Pepsi continua a número 2, mesmo atacando a Coca, diz 'pai do marketing moderno'
O especialista em marketing Philip Kotler - Divulgação
Philip Kotler afirma que grandes marcas mantêm liderança lembrando constantemente seus clientes do que prometem entregar
Folha de São Paulo
Em 1967, pouco depois de começar sua carreira como professor universitário na Kellogg School of Management, da Universidade Northwestern, em Illinois (EUA), o economista americano Philip Kotler publicou o livro "Administração de Marketing: Análise, Planejamento e Controle". Até hoje a obra, na sua 16ª edição, é considerada a "bíblia do marketing" e já foi apontada pelo jornal Financial Times como um dos 50 melhores livros de negócios de todos os tempos.
O livro destrincha a teoria dos "4Ps do marketing": preço, praça, produto e promoção, os fatores que precisam ser levados em conta para planejar e executar estratégias de vendas. Kotler defende que o marketing está estritamente ligado à economia não apenas pelo preço mas por direcionar a demanda, que pode ser alterada de acordo com os canais de distribuição.
Para o economista, o lucro precisa estar associado ao bem-estar do consumidor e da sociedade: a competição deve levar à evolução constante de serviços e produtos, de acordo com o perfil de cada público. Serviços e produtos, por sua vez, oferecidos com excelência, vão levar à compra recorrente.

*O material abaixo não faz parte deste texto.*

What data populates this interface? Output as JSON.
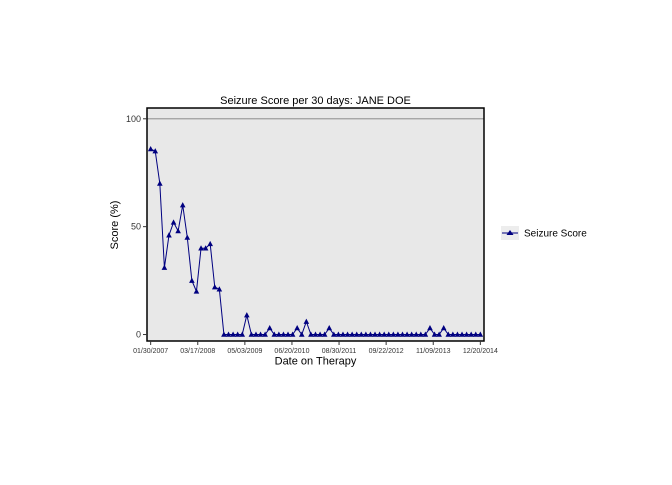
{
  "chart_data": {
    "type": "line",
    "title": "Seizure Score per 30 days: JANE DOE",
    "xlabel": "Date on Therapy",
    "ylabel": "Score (%)",
    "ylim": [
      -3,
      105
    ],
    "reference_line": {
      "y": 100,
      "color": "#9e9e9e"
    },
    "x_tick_labels": [
      "01/30/2007",
      "03/17/2008",
      "05/03/2009",
      "06/20/2010",
      "08/30/2011",
      "09/22/2012",
      "11/09/2013",
      "12/20/2014"
    ],
    "y_ticks": [
      0,
      50,
      100
    ],
    "x_index_range": [
      -0.8,
      72.8
    ],
    "grid": false,
    "panel_background": "#e8e8e8",
    "legend_position": "right",
    "series": [
      {
        "name": "Seizure Score",
        "color": "#000080",
        "marker": "triangle",
        "values": [
          86,
          85,
          70,
          31,
          46,
          52,
          48,
          60,
          45,
          25,
          20,
          40,
          40,
          42,
          22,
          21,
          0,
          0,
          0,
          0,
          0,
          9,
          0,
          0,
          0,
          0,
          3,
          0,
          0,
          0,
          0,
          0,
          3,
          0,
          6,
          0,
          0,
          0,
          0,
          3,
          0,
          0,
          0,
          0,
          0,
          0,
          0,
          0,
          0,
          0,
          0,
          0,
          0,
          0,
          0,
          0,
          0,
          0,
          0,
          0,
          0,
          3,
          0,
          0,
          3,
          0,
          0,
          0,
          0,
          0,
          0,
          0,
          0
        ]
      }
    ]
  }
}
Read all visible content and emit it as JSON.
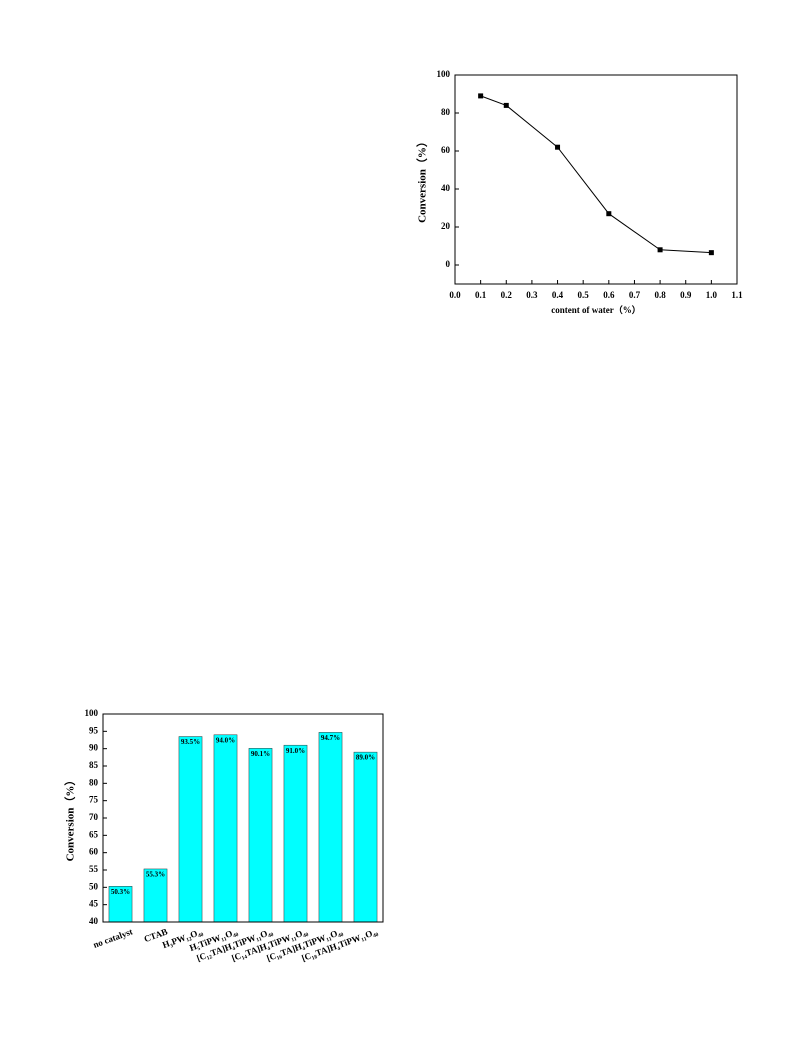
{
  "chart_data": [
    {
      "type": "line",
      "xlabel": "content of water（%）",
      "ylabel": "Conversion（%）",
      "x": [
        0.1,
        0.2,
        0.4,
        0.6,
        0.8,
        1.0
      ],
      "series": [
        {
          "color": "#000000",
          "values": [
            89,
            84,
            62,
            27,
            8,
            6.5
          ]
        }
      ],
      "xlim": [
        0,
        1.1
      ],
      "xticks": [
        {
          "value": 0,
          "label": "0.0"
        },
        0.1,
        0.2,
        0.3,
        0.4,
        0.5,
        0.6,
        0.7,
        0.8,
        0.9,
        {
          "value": 1,
          "label": "1.0"
        },
        1.1
      ],
      "ylim": [
        -10,
        100
      ],
      "yticks": [
        0,
        20,
        40,
        60,
        80,
        100
      ]
    },
    {
      "type": "bar",
      "ylabel": "Conversion（%）",
      "categories": [
        "no catalyst",
        "CTAB",
        "H₃PW₁₂O₄₀",
        "H₅TiPW₁₁O₄₀",
        "[C₁₂TA]H₄TiPW₁₁O₄₀",
        "[C₁₄TA]H₄TiPW₁₁O₄₀",
        "[C₁₆TA]H₄TiPW₁₁O₄₀",
        "[C₁₈TA]H₄TiPW₁₁O₄₀"
      ],
      "values": [
        50.3,
        55.3,
        93.5,
        94.0,
        90.1,
        91.0,
        94.7,
        89.0
      ],
      "value_labels": [
        "50.3%",
        "55.3%",
        "93.5%",
        "94.0%",
        "90.1%",
        "91.0%",
        "94.7%",
        "89.0%"
      ],
      "color": "#00ffff",
      "ylim": [
        40,
        100
      ],
      "yticks": [
        40,
        45,
        50,
        55,
        60,
        65,
        70,
        75,
        80,
        85,
        90,
        95,
        100
      ]
    }
  ]
}
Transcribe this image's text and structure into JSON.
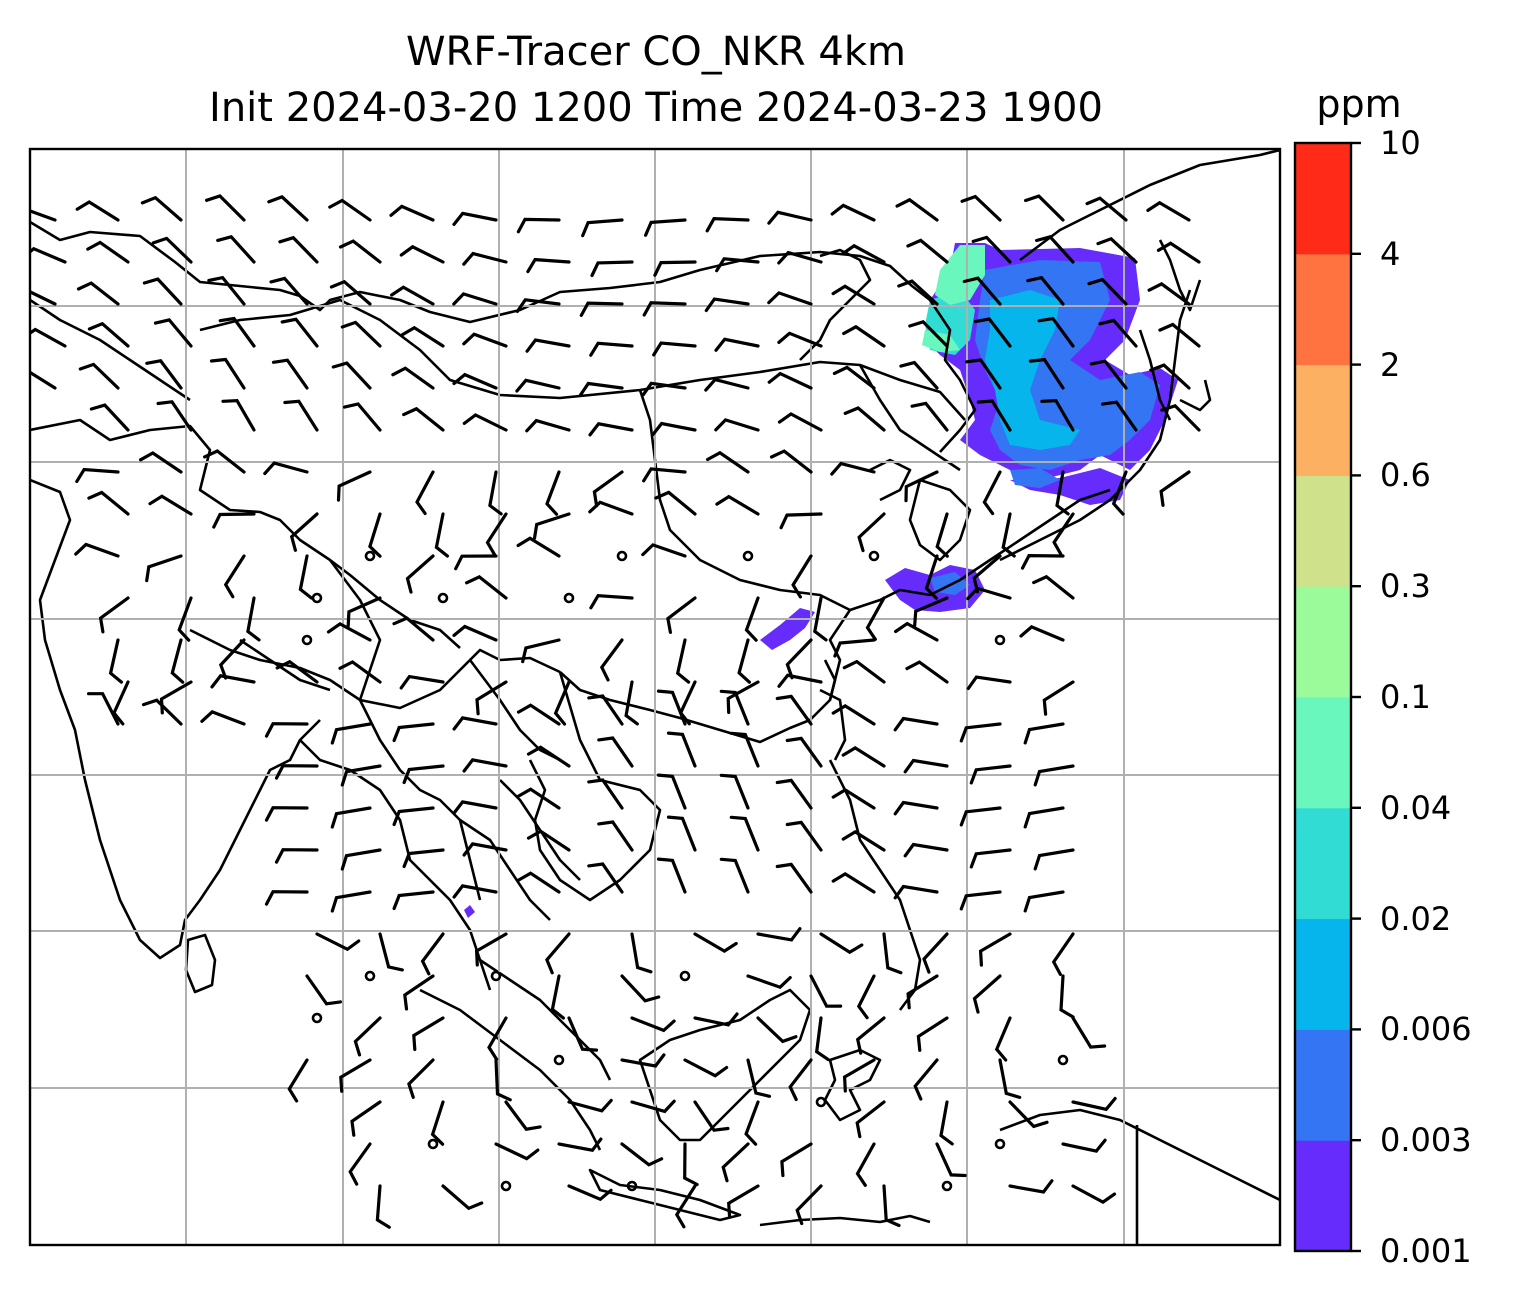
{
  "title": {
    "line1": "WRF-Tracer CO_NKR 4km",
    "line2": "Init 2024-03-20 1200 Time 2024-03-23 1900"
  },
  "colorbar": {
    "unit": "ppm",
    "tick_labels": [
      "0.001",
      "0.003",
      "0.006",
      "0.02",
      "0.04",
      "0.1",
      "0.3",
      "0.6",
      "2",
      "4",
      "10"
    ],
    "colors": [
      "#652cfb",
      "#3475f4",
      "#06b5ec",
      "#31dcd4",
      "#69f7bd",
      "#9bfa9a",
      "#cfe18a",
      "#fcb062",
      "#ff7340",
      "#ff2a17"
    ]
  },
  "map": {
    "field": "CO_NKR tracer concentration",
    "gridlines": true,
    "wind_barbs": true,
    "plume_colors_present": [
      "#652cfb",
      "#3475f4",
      "#06b5ec",
      "#31dcd4",
      "#69f7bd"
    ]
  }
}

Nesse sentido, de nada adiantam as campanhas que procuram atacar os concorrentes —como algumas que já ficaram emblemáticas entre as gigantes dos refrigerantes Coca-Cola e Pepsi.
"A Pepsi-Cola ainda é a número 2, apesar dos constantes ataques à Coca-Cola. As grandes marcas mantêm a liderança lembrando constantemente seus clientes do que prometem entregar", diz Kotler, em entrevista à Folha.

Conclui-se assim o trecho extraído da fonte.